To put that into more practical terms, a low vertical approach angle means a fastball appears "flat" in a good way. Instead of entering the hitting zone on a downhill plane, as a hitter would expect from a pitcher throwing off an elevated mound, the ball appears to stay up or even travel on an uphill plane as it crosses the plate.
Misiorowski adds even more freakish qualities to his fastball. It's the hardest among starting pitchers, averaging 99.8 mph. But because he averages 7.5 feet of extension down the mound, he delivers the ball closer to home plate than any other pitcher in the game. With that reduced reaction time, the average perceived velocity of his fastball is 101.9 mph.
"I'd probably say it's pretty unique with everything that he's able to do, and how he makes it really difficult on guys with the extension, the perceived velocity—all that stuff is probably one of one," Christian Yelich said.

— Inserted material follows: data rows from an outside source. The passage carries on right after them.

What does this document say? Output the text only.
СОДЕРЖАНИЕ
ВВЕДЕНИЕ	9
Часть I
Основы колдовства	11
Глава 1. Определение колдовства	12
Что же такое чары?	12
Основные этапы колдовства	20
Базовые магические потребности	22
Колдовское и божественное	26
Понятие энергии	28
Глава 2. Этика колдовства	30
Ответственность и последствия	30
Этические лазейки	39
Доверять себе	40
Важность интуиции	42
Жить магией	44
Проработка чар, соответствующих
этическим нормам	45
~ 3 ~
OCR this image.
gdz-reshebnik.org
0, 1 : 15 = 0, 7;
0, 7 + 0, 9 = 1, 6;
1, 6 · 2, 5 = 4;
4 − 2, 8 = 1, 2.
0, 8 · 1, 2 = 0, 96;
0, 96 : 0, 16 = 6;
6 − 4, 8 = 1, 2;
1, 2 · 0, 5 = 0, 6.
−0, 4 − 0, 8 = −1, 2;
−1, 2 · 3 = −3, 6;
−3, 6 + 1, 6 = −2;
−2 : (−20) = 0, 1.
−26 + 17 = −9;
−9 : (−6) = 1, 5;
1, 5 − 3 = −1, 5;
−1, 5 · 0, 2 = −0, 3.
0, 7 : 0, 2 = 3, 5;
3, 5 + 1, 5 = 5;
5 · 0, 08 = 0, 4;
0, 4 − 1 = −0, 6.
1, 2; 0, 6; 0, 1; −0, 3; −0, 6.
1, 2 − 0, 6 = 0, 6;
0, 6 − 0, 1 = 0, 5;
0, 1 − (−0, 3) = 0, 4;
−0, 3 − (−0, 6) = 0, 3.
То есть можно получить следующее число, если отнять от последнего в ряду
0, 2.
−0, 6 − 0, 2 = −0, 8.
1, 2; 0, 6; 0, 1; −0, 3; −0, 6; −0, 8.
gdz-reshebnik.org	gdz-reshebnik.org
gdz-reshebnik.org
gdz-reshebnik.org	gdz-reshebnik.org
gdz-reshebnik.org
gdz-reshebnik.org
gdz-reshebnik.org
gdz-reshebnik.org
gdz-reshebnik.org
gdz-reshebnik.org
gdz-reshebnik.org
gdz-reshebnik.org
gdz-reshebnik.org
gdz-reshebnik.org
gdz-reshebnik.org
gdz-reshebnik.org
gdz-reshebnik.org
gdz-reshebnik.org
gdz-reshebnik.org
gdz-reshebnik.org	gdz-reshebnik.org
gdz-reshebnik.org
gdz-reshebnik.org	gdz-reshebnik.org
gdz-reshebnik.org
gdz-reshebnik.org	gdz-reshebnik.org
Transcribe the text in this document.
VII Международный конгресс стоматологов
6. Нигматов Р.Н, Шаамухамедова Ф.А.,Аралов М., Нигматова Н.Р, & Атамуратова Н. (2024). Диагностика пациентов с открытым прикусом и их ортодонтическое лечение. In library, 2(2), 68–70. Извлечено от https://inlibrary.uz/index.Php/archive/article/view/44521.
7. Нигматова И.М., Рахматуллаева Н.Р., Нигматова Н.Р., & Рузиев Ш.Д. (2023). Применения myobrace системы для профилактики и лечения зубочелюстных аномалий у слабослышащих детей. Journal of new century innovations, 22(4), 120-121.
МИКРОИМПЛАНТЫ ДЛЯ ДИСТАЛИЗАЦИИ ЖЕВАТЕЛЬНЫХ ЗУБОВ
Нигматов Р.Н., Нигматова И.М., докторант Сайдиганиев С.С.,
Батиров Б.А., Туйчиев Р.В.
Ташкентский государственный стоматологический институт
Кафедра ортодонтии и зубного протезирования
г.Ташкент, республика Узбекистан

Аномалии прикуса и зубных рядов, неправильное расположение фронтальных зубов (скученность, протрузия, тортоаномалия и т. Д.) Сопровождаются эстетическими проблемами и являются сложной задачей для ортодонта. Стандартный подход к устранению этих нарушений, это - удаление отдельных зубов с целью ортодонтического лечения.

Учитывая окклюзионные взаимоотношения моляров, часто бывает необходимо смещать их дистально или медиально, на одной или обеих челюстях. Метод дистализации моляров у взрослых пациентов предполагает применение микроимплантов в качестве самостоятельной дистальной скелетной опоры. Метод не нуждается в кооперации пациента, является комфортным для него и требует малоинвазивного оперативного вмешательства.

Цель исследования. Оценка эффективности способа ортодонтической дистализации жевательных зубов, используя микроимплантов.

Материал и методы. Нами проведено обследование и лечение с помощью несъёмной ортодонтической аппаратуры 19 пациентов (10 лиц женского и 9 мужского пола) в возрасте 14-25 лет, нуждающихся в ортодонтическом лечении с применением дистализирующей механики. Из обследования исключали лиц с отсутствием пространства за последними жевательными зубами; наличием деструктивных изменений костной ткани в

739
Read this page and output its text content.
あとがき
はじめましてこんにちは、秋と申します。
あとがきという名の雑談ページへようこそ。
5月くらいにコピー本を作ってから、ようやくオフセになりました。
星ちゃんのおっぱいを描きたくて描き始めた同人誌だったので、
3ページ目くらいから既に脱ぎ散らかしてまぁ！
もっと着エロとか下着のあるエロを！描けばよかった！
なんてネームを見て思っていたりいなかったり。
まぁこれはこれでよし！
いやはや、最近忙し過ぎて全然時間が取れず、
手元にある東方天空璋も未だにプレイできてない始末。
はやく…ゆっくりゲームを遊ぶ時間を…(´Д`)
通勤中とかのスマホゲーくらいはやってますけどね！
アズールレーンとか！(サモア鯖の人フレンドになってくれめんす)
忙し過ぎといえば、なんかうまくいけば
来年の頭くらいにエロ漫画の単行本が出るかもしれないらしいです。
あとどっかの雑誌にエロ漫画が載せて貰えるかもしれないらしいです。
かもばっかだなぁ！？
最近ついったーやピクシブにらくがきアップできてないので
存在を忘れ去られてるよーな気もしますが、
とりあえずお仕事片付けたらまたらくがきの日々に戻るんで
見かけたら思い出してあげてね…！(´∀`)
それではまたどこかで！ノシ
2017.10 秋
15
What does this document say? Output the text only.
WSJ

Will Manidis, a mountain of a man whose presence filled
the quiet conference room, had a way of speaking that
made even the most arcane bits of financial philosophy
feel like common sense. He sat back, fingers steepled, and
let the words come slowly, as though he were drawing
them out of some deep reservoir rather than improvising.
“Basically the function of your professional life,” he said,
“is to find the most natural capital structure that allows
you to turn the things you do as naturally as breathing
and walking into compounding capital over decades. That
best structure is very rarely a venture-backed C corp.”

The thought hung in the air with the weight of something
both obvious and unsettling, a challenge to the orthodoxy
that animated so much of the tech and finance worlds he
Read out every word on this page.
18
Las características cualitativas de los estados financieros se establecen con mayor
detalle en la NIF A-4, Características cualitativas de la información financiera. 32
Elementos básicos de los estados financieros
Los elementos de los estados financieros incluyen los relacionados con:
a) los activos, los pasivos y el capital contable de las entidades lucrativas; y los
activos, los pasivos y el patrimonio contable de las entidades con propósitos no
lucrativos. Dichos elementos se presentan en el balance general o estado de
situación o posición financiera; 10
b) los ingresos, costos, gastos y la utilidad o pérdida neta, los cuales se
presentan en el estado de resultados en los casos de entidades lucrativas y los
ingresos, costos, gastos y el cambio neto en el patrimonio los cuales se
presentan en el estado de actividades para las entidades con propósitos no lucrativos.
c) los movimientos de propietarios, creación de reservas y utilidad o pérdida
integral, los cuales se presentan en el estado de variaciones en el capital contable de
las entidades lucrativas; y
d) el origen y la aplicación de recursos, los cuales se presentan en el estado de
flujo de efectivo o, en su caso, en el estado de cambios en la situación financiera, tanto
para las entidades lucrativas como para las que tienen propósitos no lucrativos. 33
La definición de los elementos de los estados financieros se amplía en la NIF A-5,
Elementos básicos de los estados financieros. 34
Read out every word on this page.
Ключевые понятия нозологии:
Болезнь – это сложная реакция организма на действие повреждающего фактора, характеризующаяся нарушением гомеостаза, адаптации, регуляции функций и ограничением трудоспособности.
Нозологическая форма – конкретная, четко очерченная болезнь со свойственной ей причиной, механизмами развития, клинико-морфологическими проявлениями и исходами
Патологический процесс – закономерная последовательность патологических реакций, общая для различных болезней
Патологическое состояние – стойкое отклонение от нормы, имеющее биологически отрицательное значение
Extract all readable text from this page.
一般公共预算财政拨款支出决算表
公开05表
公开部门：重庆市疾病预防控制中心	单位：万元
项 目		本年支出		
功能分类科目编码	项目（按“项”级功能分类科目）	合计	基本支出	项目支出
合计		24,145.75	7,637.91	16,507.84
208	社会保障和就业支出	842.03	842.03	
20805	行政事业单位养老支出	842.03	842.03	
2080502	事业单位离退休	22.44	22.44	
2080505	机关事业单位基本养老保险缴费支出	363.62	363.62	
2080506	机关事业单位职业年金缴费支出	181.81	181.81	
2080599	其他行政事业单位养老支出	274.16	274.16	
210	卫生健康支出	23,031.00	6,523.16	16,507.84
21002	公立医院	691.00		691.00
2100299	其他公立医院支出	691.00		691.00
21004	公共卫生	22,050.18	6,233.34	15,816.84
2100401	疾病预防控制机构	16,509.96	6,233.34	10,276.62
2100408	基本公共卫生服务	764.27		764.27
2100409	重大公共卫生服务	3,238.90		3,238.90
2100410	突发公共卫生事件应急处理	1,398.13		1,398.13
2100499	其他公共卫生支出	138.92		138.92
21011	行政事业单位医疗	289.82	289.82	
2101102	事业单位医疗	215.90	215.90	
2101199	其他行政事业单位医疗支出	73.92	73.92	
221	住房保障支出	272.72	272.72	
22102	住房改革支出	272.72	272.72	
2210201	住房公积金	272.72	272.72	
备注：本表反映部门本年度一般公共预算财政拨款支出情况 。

"It's electric stuff," Andrew Vaughn said. "That fastball is probably the best in the game."
Harrison can't quite dial his fastball up to that level, but it can be nearly as untouchable on a given day against certain opponents. It's returned a whiff rate of at least 40% in three of his starts, including that outing against the Chicago Cubs.
"I got onto the bus after the game, and I'm looking at the highlights, and I'm just like, 'That's 95 pitches of Josh Hader,'" Henderson recalled, invoking the same comparison to the fastball-dominant former Brewers reliever as lead pitching coach Chris Hook did before Harrison's season debut.
Misiorowski has become untouchable in May by spotting more fastballs to the glove-side corner, but Harrison's execution has been even simpler. There's an emphasis on elevating his fastball, where it's most effective, but he's thrown the majority of them right down the middle of the zone. For fastballs with their qualities, throwing them in the zone is often good enough.
"It's nice," Henderson said. "They don't have to get so crazy on locations, either, so they can kind of pitch with some more freedom there."
That simplicity of attacking the zone with fastballs isn't the only thing spurring breakouts for Misiorowski and Harrison, but not having to get too cute with their sequencing or game planning has played a significant role. When a hitter does show signs of getting to those fastballs, they have good enough secondary stuff to slow them down.
"When you don't have to mix as much, it simplifies your approach, and you can just kind of get to more of just reading swings," Henderson said. "You can kind of get after your game plan a little bit easier with two pitches sometimes, where you just have to read what the hitter's looking for, and then just kind of adjust from there, instead of trying to trick them."
Misiorowski still has those three additional pitches in his repertoire, should he need them. In addition to his breaking ball, Harrison and the Brewers are still working on honing his kick changeup, and they could also reintroduce a cutter down the line. For now, though, the fastballs are doing the job and then some.
"I think you build a reputation of it, too, that you got to try to get to the heater," Henderson said. "And if it has a little angle, a little bit of movement to it, and you start feeling as a hitter like you have to cheat to it, and it opens up even just one other pitch for you to kind of get through a game with a two-pitch mix. It's just about being unique and having to honor it, really."